7.1. Token Optimization

Optimize token usage:

class TokenOptimizedAgent
  def initialize
    super

    @token_budget = TokenBudget.new(
      daily_limit: 100_000,
      per_request_limit: 1_000
    )
  end

  def process_request(input)
    # Check budget before processing
    unless @token_budget.can_process?(estimated_tokens(input))
      return budget_exceeded_response
    end

    # Optimize prompt
    optimized_input = optimize_prompt(input)

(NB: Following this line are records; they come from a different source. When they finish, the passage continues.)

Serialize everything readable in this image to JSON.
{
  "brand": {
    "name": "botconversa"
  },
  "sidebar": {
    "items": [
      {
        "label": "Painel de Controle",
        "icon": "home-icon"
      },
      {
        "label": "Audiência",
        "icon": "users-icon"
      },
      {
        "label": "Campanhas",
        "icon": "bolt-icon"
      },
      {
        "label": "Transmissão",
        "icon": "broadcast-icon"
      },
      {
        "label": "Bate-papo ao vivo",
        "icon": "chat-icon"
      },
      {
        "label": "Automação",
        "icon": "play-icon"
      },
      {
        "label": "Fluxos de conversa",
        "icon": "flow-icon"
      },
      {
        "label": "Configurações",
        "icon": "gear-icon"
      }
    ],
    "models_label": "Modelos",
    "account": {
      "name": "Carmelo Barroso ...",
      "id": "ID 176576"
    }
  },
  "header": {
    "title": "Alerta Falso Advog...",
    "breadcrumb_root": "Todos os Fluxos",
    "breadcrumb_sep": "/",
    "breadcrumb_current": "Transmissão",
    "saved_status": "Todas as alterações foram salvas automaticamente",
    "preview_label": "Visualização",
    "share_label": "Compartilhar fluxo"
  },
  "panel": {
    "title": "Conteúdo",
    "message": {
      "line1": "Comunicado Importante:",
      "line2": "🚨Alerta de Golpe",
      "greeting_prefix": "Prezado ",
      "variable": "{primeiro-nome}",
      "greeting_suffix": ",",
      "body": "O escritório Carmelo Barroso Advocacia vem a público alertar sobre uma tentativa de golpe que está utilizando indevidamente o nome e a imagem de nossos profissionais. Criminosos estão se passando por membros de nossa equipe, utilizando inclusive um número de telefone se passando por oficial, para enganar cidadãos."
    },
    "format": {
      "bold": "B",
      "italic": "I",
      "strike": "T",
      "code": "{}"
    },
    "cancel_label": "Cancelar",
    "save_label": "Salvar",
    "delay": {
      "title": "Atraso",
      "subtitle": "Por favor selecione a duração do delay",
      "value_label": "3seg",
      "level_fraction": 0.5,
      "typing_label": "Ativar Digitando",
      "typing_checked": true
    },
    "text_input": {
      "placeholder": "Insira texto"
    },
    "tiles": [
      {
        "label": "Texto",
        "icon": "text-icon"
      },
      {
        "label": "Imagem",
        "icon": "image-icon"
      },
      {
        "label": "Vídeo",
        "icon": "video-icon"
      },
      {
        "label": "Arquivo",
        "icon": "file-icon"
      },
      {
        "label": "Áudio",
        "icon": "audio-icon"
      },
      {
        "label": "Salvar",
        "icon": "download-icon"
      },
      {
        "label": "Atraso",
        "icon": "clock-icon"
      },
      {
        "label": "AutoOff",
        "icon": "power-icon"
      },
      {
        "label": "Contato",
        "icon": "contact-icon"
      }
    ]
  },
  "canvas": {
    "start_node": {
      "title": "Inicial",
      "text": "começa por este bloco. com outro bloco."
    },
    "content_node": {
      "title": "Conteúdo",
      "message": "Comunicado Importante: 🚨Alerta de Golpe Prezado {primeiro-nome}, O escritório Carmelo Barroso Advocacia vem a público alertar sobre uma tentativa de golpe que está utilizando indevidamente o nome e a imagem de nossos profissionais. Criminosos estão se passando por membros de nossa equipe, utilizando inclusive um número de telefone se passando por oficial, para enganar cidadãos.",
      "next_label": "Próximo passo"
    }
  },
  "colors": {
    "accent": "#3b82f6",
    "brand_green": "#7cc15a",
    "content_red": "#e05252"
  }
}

    result = super(optimized_input)

    # Track actual usage
    @token_budget.record_usage(result.usage.total_tokens)

    result
  end

  private

  def optimize_prompt(input)
    # Remove unnecessary whitespace
    input = input.strip.gsub(/\s+/, ' ')

    # Truncate if too long
    if input.length > 8000
      input = input[0, 8000] + "..."
    end

    input
  end

  def estimated_tokens(input)
    # Rough estimation: 1 token ≈ 4 characters
    input.length / 4
  end
end

7.2. Provider Cost Optimization

Route requests based on cost:

class CostOptimizedRouter
  def initialize
    @providers = {
      openai_gpt4: { cost_per_token: 0.00003, quality: 10 },
      openai_gpt35: { cost_per_token: 0.000002, quality: 7 },
      anthropic_claude: { cost_per_token: 0.000024, quality: 9 },
      local_llama: { cost_per_token: 0.0, quality: 6 }
    }
  end

  def route_request(input, quality_requirement: 7)
    suitable_providers = @providers.select do |_, config|
      config[:quality] >= quality_requirement
    end

    # Choose cheapest suitable provider
    chosen_provider = suitable_providers.min_by { |_, config| config[:cost_per_token] }

    Rails.logger.info("Routing to #{chosen_provider[0]} (cost: #{chosen_provider[1][:cost_per_token]})")

    chosen_provider[0]
  end
end

8. Conclusion

Following these best practices will help you build robust, secure, and maintainable RAAF applications. Remember to:

Structure your code for maintainability and scalability
Implement security at every layer
Monitor and observe your AI systems
Test thoroughly with realistic scenarios
Handle errors gracefully with proper fallbacks
Optimize performance and costs
Deploy with confidence using proper configuration management

These patterns follow established best practices and can serve as a solid foundation for your RAAF applications.